On Monday, S&P Global Ratings credit analyst Bernd Ackermann said banks' "saving grace" is that their balance sheets have rarely been stronger, and the core capitalization is at record highs.

According to data from the European Banking Authority, capital ratios were 14.41% last year, from around 8% before the 2008 financial crisis.

"The vast majority of European financial institutions we rate have solid credit profiles and we believe are well placed to withstand the difficult period to come," Mr. Ackermann said.

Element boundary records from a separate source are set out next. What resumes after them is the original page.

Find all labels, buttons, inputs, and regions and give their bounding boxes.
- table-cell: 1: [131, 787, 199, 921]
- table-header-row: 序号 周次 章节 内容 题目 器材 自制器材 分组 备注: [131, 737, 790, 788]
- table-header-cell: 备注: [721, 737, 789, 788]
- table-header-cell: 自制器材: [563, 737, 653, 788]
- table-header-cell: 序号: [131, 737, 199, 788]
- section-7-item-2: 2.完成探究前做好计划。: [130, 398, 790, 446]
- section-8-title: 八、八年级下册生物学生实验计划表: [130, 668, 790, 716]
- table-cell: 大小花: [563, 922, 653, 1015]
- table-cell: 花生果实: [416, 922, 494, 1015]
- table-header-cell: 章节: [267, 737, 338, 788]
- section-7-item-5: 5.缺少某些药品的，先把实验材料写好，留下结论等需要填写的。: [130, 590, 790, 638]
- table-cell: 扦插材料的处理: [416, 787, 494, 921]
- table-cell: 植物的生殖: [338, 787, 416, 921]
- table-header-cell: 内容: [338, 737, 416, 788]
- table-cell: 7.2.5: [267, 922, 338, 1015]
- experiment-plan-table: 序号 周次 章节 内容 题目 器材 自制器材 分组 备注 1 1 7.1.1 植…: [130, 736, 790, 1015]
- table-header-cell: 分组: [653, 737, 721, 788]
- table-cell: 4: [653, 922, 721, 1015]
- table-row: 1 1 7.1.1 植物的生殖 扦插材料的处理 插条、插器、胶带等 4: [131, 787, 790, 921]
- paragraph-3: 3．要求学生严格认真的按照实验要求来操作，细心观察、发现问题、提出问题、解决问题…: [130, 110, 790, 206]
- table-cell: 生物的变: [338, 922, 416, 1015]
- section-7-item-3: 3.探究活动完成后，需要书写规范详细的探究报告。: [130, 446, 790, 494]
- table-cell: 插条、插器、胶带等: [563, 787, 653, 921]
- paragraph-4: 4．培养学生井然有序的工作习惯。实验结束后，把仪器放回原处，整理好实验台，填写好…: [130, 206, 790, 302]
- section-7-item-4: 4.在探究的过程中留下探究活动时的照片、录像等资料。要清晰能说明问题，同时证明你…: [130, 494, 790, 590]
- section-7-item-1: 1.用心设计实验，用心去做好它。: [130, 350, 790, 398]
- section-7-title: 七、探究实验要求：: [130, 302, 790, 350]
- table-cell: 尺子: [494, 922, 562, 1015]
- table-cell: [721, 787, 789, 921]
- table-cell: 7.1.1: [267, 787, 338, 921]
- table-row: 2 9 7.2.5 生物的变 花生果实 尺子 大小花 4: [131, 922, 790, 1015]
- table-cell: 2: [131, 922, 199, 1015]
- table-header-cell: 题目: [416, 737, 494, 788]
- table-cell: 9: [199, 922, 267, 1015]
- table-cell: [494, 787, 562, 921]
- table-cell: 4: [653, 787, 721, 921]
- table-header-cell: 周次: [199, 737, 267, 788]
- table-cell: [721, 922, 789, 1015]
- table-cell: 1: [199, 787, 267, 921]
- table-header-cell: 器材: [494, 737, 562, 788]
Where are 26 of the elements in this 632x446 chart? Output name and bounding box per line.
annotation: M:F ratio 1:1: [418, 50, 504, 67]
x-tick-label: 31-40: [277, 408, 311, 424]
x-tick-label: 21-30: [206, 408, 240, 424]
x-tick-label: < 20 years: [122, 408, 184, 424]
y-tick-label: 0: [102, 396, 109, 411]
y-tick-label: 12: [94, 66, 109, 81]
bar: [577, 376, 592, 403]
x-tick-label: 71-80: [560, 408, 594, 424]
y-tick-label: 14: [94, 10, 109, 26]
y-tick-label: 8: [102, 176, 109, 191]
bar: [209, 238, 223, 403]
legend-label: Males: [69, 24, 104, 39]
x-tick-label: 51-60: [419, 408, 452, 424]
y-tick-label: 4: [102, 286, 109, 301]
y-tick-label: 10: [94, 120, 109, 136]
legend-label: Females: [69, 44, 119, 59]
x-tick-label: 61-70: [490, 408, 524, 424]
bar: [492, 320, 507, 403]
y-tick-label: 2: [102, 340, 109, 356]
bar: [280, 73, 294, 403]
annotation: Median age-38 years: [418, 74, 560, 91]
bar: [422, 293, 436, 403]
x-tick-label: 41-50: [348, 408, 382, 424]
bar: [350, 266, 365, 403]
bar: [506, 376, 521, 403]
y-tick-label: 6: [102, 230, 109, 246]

To help ease stresses, the European Central Bank on Thursday offered up to EUR2.3 trillion in cheap borrowing for eurozone banks, and freed up some EUR550 billion in capital by temporarily lowering requirements, according to estimates by Jérôme Legras, head of research at Axiom Alternative Investments.

But risks abound.

Low profitability at banks, for instance, spells potential capital trouble. Deutsche Bank AG and German peer Commerzbank AG are particularly vulnerable because the sector has struggled to make money in an overcrowded German market even during the economic boom. Loan losses eat capital, and new accounting rules means banks have to anticipate potential losses in real time and based on macroeconomic conditions.

"While it is hard to fathom the depth of the oncoming asset-quality cycle, it is already clear at this point that the profitability of many banks is inadequate to manage through a prolonged economic crisis that results in heightened provisioning needs," Marco Troiano, deputy head of the banks team at rating agency Scope Ratings, said.

Another potentially trouble spot lies in the endless loop between banks and sovereign risks in Europe. After the financial crisis in 2008, governments had to rescue banks, which overstretched their own finances. That led to the sovereign-debt crisis in 2010, which hurt banks even more.

Tom Kinmonth, a fixed income strategist at Dutch lender ABN AMRO Bank NV, said the key thing for banks is the length of the disruption.

"If things get better over the next few weeks, things will be OK on the banking side. If they last longer, then it's a problem," he said.

"The banks that make it through will have a big upside after all this," Mr. Kinmonth said.